Wed | May 15, 2024

Vendor freed after four months in custody due to cop’s ‘lie’

Published:Monday | April 29, 2024 | 12:11 AMBarbara Gayle/Gleaner Writer

A St Andrew vendor, who spent almost four months in custody before he was freed last week of a robbery charge, is making a special plea to the police “not to tell lies” on innocent persons.

Kimani Pusey, 43, is also imploring the police to investigate cases properly because innocent people who are falsely accused and locked up can be “scarred for life”.

“I have been severely affected mentally, emotionally, and financially by the terrible ordeal I went through, all because of a policeman who told a vicious lie on me,” he said.

Pusey, of a Washington Boulevard address in St Andrew, was identified by a policeman as the person who committed a robbery, but the judge said the policeman’s evidence did not make the court feel sure of Pusey’s guilt.

The allegations were that on December 30 last year, Pusey, who was armed with a gun, robbed a taxi driver of $18,000. The taxi driver said he was not able to identify the robber.

A policeman who was inside the taxi at the time of the robbery did not make any attempt to foil the robbery because of fear for his life.

Five days after the robbery, the policeman testified that he was on patrol duty when he saw the robber who he identified as Pusey.

King’s Counsel Peter Champagnie represented Pusey, and during cross-examination, referred to several inconsistencies between the policeman’s evidence and the statement he had written in relation to the robbery.

Pusey had denied committing the robbery and called a character witness.

Champagnie argued in the Gun Court that based on the inconsistencies in the prosecution’s case, Pusey should be freed.

The judge agreed and freed Pusey, who had been in custody since January.

‘Horrible’ experience

Commenting further on his ordeal, Pusey said it was only through the mercy of God that he managed to come out of the lockup alive. But one of the things he said bothered him was the fact that with the recent amendment to the Firearms Act, he could have received the mandatory minimum sentence of 15 years’ imprisonment “all because of a lie”.

Pusey said he was in custody at the lockup at the Hunts Bay Police Station in St Andrew and shared a small cell with 12 other prisoners. He referred to the conditions there as deplorable and disclosed that cockroaches were crawling all over the place, night and day.

“Horrible, horrible,” is how he described the situation in the cell, adding that no human being should be subjected to such deplorable conditions.
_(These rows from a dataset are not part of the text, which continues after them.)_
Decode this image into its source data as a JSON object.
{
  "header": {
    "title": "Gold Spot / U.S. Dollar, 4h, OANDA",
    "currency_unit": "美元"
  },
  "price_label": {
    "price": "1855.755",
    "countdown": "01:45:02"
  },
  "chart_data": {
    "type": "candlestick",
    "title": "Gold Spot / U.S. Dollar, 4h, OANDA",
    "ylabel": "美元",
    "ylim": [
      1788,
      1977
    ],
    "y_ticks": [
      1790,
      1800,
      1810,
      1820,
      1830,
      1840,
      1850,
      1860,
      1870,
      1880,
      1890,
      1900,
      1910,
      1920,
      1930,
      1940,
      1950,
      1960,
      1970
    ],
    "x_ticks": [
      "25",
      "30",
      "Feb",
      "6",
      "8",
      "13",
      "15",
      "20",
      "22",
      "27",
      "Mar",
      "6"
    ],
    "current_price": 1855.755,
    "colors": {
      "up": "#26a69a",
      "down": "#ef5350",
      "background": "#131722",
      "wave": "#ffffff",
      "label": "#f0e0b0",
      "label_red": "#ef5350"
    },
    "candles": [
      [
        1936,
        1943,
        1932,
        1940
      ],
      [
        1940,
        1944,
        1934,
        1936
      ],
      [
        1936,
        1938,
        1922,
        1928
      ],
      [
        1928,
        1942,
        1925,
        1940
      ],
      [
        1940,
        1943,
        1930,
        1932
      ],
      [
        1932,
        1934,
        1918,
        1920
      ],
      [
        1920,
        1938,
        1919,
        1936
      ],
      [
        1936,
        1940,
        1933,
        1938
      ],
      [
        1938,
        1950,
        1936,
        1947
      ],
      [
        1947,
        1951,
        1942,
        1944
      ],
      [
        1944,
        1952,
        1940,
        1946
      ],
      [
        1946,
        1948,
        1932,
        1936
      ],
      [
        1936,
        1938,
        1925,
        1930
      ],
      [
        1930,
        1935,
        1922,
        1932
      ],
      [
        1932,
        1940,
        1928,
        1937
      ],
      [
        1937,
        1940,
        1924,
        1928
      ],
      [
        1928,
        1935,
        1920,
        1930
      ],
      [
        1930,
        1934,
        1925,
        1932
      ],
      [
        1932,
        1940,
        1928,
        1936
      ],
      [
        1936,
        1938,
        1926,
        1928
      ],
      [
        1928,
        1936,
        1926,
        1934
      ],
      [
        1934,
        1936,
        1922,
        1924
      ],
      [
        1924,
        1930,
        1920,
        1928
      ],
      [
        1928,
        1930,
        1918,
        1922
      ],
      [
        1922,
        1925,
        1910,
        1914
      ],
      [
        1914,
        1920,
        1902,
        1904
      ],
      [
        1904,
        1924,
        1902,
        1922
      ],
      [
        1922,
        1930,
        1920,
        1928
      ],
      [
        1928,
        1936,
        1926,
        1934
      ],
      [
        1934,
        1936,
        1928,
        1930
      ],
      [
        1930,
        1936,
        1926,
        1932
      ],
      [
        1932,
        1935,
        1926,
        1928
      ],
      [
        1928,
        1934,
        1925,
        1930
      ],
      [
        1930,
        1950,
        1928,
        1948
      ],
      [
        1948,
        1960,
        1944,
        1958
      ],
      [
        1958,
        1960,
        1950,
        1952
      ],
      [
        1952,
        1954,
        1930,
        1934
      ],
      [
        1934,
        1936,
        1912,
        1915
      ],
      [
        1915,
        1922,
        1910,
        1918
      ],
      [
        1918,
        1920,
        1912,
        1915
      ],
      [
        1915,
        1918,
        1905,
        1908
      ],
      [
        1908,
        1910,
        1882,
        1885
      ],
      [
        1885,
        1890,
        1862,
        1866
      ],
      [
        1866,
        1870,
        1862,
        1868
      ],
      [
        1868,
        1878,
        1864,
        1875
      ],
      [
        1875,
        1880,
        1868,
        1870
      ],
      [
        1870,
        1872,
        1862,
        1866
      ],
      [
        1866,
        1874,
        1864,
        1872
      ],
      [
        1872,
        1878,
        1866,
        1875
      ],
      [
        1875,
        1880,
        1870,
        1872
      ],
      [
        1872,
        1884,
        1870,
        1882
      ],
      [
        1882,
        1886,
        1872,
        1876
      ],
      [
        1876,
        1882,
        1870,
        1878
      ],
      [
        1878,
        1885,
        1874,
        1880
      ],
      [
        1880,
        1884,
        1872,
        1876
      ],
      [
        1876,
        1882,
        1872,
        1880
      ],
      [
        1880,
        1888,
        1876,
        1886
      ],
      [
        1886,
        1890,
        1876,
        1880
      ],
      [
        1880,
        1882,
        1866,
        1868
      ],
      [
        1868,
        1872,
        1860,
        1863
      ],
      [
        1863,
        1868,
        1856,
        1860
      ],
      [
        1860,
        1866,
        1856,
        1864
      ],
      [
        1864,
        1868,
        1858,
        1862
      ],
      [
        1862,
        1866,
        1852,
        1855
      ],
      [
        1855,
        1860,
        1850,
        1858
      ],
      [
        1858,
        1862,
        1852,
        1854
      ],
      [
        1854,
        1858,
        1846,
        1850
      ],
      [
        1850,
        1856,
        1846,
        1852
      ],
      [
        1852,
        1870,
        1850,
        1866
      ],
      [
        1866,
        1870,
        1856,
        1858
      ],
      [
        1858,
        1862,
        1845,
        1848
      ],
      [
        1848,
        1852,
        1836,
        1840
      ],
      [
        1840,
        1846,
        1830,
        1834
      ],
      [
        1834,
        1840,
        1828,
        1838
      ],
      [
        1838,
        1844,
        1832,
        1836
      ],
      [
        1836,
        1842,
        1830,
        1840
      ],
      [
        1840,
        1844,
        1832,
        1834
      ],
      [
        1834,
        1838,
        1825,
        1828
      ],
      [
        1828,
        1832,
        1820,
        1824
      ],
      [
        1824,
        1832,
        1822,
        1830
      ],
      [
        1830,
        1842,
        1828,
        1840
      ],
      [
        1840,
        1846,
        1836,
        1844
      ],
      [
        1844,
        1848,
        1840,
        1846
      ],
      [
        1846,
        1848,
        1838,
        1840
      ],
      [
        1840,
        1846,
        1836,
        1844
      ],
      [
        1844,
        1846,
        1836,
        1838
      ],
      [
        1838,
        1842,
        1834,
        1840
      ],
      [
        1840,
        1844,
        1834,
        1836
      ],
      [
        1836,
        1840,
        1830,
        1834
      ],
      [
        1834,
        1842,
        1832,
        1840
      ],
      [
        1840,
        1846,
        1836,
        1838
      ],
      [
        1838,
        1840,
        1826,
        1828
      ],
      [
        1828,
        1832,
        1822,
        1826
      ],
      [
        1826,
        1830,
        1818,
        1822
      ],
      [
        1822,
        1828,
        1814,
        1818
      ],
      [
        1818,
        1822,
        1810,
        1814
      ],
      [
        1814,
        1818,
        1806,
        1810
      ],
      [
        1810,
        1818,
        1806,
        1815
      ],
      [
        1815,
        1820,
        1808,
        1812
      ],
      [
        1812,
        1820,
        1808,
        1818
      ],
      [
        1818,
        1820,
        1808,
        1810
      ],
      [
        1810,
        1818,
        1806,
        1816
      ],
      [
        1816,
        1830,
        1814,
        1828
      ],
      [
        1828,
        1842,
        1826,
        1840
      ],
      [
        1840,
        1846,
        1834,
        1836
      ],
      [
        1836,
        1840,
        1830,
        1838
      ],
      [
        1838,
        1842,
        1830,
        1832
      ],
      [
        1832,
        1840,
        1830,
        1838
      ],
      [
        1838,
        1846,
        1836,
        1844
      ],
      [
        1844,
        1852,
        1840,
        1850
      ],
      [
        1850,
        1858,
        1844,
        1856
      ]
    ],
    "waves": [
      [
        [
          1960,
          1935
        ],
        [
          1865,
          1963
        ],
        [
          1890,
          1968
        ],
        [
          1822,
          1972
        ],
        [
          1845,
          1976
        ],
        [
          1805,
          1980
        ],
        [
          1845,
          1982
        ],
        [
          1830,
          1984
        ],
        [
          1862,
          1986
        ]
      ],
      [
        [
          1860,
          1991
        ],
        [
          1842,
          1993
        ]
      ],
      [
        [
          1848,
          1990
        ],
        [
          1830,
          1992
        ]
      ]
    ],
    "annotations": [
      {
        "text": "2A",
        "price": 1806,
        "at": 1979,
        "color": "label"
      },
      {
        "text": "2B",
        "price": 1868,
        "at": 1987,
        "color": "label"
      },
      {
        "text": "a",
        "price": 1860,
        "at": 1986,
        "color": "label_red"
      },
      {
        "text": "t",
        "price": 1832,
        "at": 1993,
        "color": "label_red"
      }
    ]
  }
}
“The lies the policeman told on me caused me to lose my dignity, which I am fighting really hard to recover, but it is going to take time,” he said.

“I will be eternally grateful to lawyer Champagnie who represented me and did an excellent job in seeing to it that I got justice, and the lies by the policeman were revealed in court,” he emphasised.

Pusey is adamant that he should be compensated for the wrong done to him as well as for humiliation, loss of dignity, and financial losses. He said he was at a club at the time of the robbery and was nowhere in the vicinity where the incident took place.

“I think CCTV cameras should be installed on every street because more crimes would be solved and innocent people like me would not have to be falsely accused,” Pusey said.

Champagnie has previously been noted for unearthing the inaccuracies in claims made by the police in other cases in the Gun Court.

In April 2021, the attorney visited a crime scene while a trial was taking place in the Gun Court. This was after two police inspectors testified that they had searched 32-year-old bearer Raheem Panton and found him in possession of a firearm and ammunition.

While at the scene, a resident asked Champagnie what he was doing there, and when he told her about the case, she showed him a video of the incident, which she had captured on her mobile phone. When Champagnie returned to court and one of the inspectors was recalled for further cross-examination, on being shown the video recording, he admitted in court that the gun had not been found on the accused.

Panton, who had been in custody for more than a year, was then freed.

In response to the incident, the Police High Command promised to launch an inquiry into the matter with a view to having disciplinary proceedings initiated against the policemen.